Saturday, September 29, 2012

Kesler v. Obama

Charles Kesler v. Obama, the Radical
P. Schultz
September 29, 2012

Here are some passages from a book review of Charles Kesler’s rag on Obama as, well, pretty much the anti-Christ. The link is below. It is well worth a read as it illuminates the delusions of the conservatives or some conservatives today.

“The thing is, the conservatives have also spooked themselves. They now really believe the apocalyptic tale they’ve spun, and have placed mild-mannered Barack Obama at the center of it. It hasn’t been easy. Kesler admits that “Obama is at pains to be, and to be seen as, a strong family man, a responsible husband and father urging responsibility on others, a patriot, a model of pre-’60s, subliminally anti-’60s, sobriety.” But that’s just a disguise. In fact, he’s the “latest embodiment of the visionary prophet-statesman” of the Progressives, someone who “sees himself engaged in an epic struggle” whose success will mean “the Swedenization of America.” Or maybe its Harlemization, given that “the black church replaces the Puritans in Obama’s chronicle of American spirituality.” In any case, Barack Obama is, without doubt, the “most left-wing liberal to be elected to national executive office since Henry Wallace.” (Take that, Hubert Humphrey!)

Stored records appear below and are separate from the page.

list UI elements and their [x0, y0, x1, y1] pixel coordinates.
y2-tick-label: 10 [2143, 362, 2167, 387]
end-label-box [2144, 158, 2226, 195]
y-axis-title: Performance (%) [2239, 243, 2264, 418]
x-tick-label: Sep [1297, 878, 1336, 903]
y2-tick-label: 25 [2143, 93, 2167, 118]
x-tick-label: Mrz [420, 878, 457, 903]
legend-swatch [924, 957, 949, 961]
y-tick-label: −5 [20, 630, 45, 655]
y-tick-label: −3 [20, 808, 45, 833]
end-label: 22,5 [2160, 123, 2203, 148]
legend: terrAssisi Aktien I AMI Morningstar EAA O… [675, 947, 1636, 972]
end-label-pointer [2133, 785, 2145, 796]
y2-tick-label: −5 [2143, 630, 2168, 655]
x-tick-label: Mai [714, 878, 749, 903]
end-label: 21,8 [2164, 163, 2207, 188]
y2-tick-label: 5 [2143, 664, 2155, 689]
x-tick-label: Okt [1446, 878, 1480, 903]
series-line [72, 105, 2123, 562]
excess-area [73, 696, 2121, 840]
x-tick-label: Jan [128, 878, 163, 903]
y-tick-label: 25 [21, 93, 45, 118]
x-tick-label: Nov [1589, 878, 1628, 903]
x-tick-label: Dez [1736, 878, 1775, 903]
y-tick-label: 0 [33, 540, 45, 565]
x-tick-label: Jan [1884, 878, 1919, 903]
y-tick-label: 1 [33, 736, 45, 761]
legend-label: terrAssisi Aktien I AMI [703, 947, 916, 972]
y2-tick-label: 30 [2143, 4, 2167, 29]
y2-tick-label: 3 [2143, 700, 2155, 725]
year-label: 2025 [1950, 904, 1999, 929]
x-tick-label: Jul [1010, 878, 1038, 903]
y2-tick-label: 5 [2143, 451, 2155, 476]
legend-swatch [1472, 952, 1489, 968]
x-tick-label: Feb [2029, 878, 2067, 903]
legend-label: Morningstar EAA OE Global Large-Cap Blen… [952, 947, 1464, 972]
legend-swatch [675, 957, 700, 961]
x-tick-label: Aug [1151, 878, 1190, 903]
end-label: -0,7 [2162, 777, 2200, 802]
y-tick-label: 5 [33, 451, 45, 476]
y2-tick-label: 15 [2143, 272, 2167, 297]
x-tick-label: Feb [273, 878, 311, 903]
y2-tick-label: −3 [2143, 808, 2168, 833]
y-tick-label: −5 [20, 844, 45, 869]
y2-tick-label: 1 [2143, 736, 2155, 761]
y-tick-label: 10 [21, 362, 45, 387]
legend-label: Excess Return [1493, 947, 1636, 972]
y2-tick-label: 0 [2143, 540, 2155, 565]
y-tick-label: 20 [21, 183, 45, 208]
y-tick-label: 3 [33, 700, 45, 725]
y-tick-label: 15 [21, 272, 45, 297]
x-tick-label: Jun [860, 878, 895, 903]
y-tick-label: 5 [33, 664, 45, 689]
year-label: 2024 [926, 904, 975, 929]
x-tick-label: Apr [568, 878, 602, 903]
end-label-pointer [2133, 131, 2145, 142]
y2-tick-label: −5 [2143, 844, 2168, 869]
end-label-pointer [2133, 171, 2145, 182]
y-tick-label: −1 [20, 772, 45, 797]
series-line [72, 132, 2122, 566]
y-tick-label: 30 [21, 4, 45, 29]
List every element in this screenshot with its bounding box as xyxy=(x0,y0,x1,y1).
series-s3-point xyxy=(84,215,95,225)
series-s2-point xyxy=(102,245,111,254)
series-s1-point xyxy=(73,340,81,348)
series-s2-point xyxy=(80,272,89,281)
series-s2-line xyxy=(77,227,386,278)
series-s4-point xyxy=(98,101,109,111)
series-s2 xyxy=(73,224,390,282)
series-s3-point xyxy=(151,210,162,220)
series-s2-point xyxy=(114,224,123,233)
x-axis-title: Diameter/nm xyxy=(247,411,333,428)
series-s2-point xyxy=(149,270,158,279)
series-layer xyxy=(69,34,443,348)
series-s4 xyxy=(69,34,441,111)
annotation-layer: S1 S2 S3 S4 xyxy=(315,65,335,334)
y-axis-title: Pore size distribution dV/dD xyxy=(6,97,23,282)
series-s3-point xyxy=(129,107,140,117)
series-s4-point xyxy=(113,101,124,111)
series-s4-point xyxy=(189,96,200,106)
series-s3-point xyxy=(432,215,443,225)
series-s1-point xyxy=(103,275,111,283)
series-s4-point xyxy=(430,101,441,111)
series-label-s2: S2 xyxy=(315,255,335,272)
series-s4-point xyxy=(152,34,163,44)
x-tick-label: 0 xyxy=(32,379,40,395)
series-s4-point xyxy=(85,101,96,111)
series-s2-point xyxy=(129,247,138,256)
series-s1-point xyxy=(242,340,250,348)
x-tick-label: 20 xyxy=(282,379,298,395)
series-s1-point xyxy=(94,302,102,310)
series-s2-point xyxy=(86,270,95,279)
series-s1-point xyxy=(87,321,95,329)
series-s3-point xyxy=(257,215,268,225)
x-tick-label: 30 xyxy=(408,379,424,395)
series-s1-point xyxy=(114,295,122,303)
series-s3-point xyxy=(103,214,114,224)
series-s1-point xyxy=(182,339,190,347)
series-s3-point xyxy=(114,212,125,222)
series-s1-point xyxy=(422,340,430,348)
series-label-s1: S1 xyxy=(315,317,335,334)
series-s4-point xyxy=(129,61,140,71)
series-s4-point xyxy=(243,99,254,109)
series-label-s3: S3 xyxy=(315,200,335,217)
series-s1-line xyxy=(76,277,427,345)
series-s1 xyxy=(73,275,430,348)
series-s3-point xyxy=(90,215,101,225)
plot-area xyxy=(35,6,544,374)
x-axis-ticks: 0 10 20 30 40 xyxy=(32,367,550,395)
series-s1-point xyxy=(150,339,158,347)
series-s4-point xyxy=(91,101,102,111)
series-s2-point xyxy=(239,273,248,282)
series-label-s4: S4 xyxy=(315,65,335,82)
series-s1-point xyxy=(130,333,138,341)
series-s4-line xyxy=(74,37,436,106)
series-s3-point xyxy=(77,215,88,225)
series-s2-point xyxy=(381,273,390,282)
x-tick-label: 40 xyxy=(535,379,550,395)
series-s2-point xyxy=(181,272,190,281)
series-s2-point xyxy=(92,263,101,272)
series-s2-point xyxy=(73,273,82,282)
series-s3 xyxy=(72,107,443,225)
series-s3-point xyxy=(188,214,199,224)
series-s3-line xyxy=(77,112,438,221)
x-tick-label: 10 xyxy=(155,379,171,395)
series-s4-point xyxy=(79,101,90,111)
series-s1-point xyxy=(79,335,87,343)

“And what is Kesler’s evidence for these extravagant claims? He hasn’t any. Early in the book he writes that Obama came to office planning “bold, systemic changes to energy policy, environmental regulation, taxation, foreign policy” — though he never describes these plans and in fact never mentions them again. He carefully avoids Obama’s moderate record, preferring instead to parse “The Audacity of Hope” for signs of Germanic statism and to cite liberal journalists gushing over the Black Messiah as proof that Obama sees himself that way. It amounts to nothing. By the final chapter, it becomes apparent that Kesler’s whole case against Obama and the liberalism whose “crisis” he quintessences rests on a single piece of legislation, the Affordable Care Act of 2010. From Hegel to health care: what could be clearer?”